Posted October 24, 2011 by Bonnie in Book Reviews, Read in 2011, YA / 0 Comments

Book Review – Wither (The Chemical Garden #1) by Lauren DeStefanoWither by Lauren DeStefano
Series: The Chemical Garden #1
Published by Simon & Schuster Books for Young Readers on March 22, 2011
Pages: 384
Genres: Dystopian/Post-Apocalyptic, Romance
Format: eBook
Source: Library

Also by this author: Perfect Ruin, Burning Kingdoms, The Peculiar Night of the Blue Heart


What if you knew exactly when you would die?

Thanks to modern science, every human being has become a ticking genetic time bomb—males only live to age twenty-five, and females only live to age twenty. In this bleak landscape, young girls are kidnapped and forced into polygamous marriages to keep the population from dying out.

When sixteen-year-old Rhine Ellery is taken by the Gatherers to become a bride, she enters a world of wealth and privilege. Despite her husband Linden’s genuine love for her, and a tenuous trust among her sister wives, Rhine has one purpose: to escape—to find her twin brother and go home.

But Rhine has more to contend with than losing her freedom. Linden’s eccentric father is bent on finding an antidote to the genetic virus that is getting closer to taking his son, even if it means collecting corpses in order to test his experiments. With the help of Gabriel, a servant she trusts, Rhine attempts to break free, in the limted time she has left.
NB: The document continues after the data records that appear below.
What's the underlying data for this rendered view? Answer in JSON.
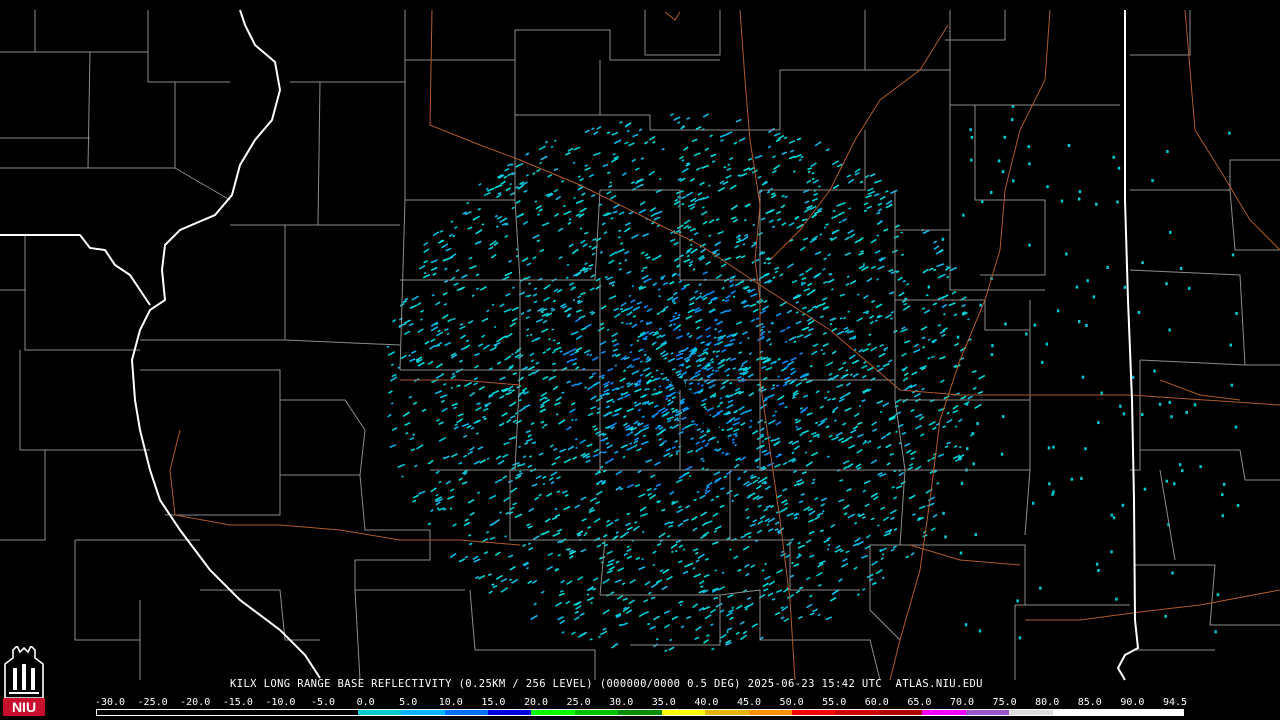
{
  "caption": {
    "station": "KILX",
    "product": "LONG RANGE BASE REFLECTIVITY",
    "resolution": "(0.25KM / 256 LEVEL)",
    "volume": "(000000/0000 0.5 DEG)",
    "timestamp": "2025-06-23 15:42 UTC",
    "source": "ATLAS.NIU.EDU"
  },
  "logo": {
    "text": "NIU",
    "icon": "niu-tower-logo",
    "color": "#c8102e"
  },
  "legend": {
    "labels": [
      "-30.0",
      "-25.0",
      "-20.0",
      "-15.0",
      "-10.0",
      "-5.0",
      "0.0",
      "5.0",
      "10.0",
      "15.0",
      "20.0",
      "25.0",
      "30.0",
      "35.0",
      "40.0",
      "45.0",
      "50.0",
      "55.0",
      "60.0",
      "65.0",
      "70.0",
      "75.0",
      "80.0",
      "85.0",
      "90.0",
      "94.5"
    ],
    "colors": [
      "#000000",
      "#000000",
      "#000000",
      "#000000",
      "#000000",
      "#000000",
      "#00cccc",
      "#00b4ff",
      "#0070ff",
      "#0000e0",
      "#00ff00",
      "#00c000",
      "#008c00",
      "#ffff00",
      "#e6b400",
      "#ff9000",
      "#ff0000",
      "#d00000",
      "#b00000",
      "#ff00ff",
      "#9955cc",
      "#dddddd",
      "#ffffff",
      "#ffffff",
      "#ffffff"
    ]
  },
  "map_layers": {
    "state_border_color": "#ffffff",
    "county_border_color": "#8c8c8c",
    "highway_color": "#b05a2a",
    "radar_site_marker": "radar-site-dot"
  }
}
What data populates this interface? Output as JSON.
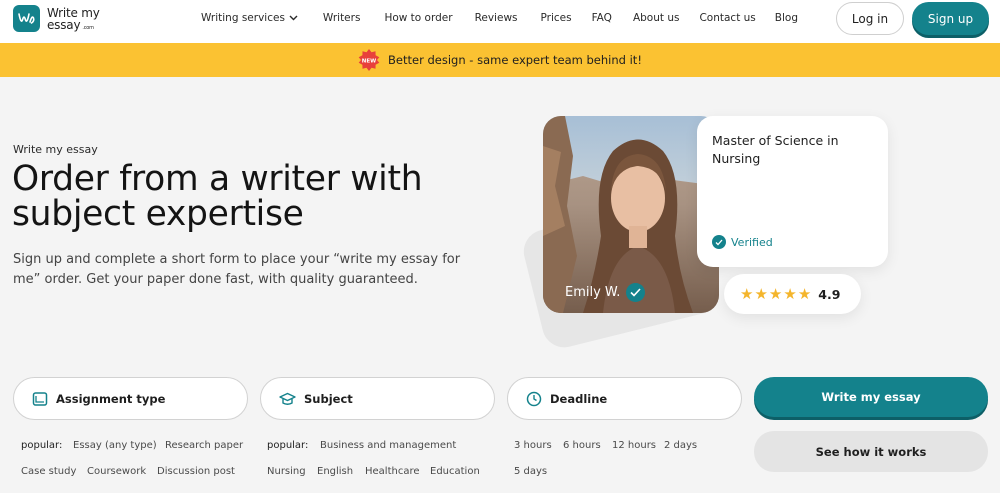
{
  "brand": {
    "line1": "Write my",
    "line2": "essay",
    "suffix": ".com"
  },
  "nav": {
    "items": [
      "Writing services",
      "Writers",
      "How to order",
      "Reviews",
      "Prices",
      "FAQ",
      "About us",
      "Contact us",
      "Blog"
    ],
    "login": "Log in",
    "signup": "Sign up"
  },
  "banner": {
    "badge": "NEW",
    "text": "Better design - same expert team behind it!"
  },
  "hero": {
    "kicker": "Write my essay",
    "title": "Order from a writer with subject expertise",
    "subtitle": "Sign up and complete a short form to place your “write my essay for me” order. Get your paper done fast, with quality guaranteed."
  },
  "writer": {
    "name": "Emily W.",
    "degree": "Master of Science in Nursing",
    "verified": "Verified",
    "rating": "4.9",
    "stars": 5
  },
  "form": {
    "assignment": {
      "label": "Assignment type",
      "popular_label": "popular:",
      "options": [
        "Essay (any type)",
        "Research paper",
        "Case study",
        "Coursework",
        "Discussion post"
      ]
    },
    "subject": {
      "label": "Subject",
      "popular_label": "popular:",
      "options": [
        "Business and management",
        "Nursing",
        "English",
        "Healthcare",
        "Education"
      ]
    },
    "deadline": {
      "label": "Deadline",
      "options": [
        "3 hours",
        "6 hours",
        "12 hours",
        "2 days",
        "5 days"
      ]
    },
    "primary_button": "Write my essay",
    "secondary_button": "See how it works"
  },
  "colors": {
    "accent": "#14828c",
    "banner": "#fbc232",
    "star": "#f4b52c",
    "background": "#f4f4f4"
  }
}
I had major issues with the dystopian situation this book found itself in. The virus and evolution of everything seemed too far-fetched for me. The more YA books I read, the more I’m finding that there are books out there labeled as YA that young adults should not be reading because of the topics… this book being one of them.

Spoilers ahead..

Girls hide inside their houses at night scared of being kidnapped by ‘Guardians’ and sold into prostitution or sold as child brides to men who can afford them. The opening scene was a group of girls that had been kidnapped, three were ‘approved’, the rest were shot. The approved child brides are taken to the mansion of their future husband where they are promptly married to 21-year old Linden. One of the brides is only 13 years old. Sure this happens and sure this is real; however, there are some topics that just shouldn’t be glamorized and geared towards young adults.

I didn’t think it would be possible, yet I did manage to finish it. I can understand the story, I understand that these kind of things do happen in this world… but it was one of the worst books I’ve ever read.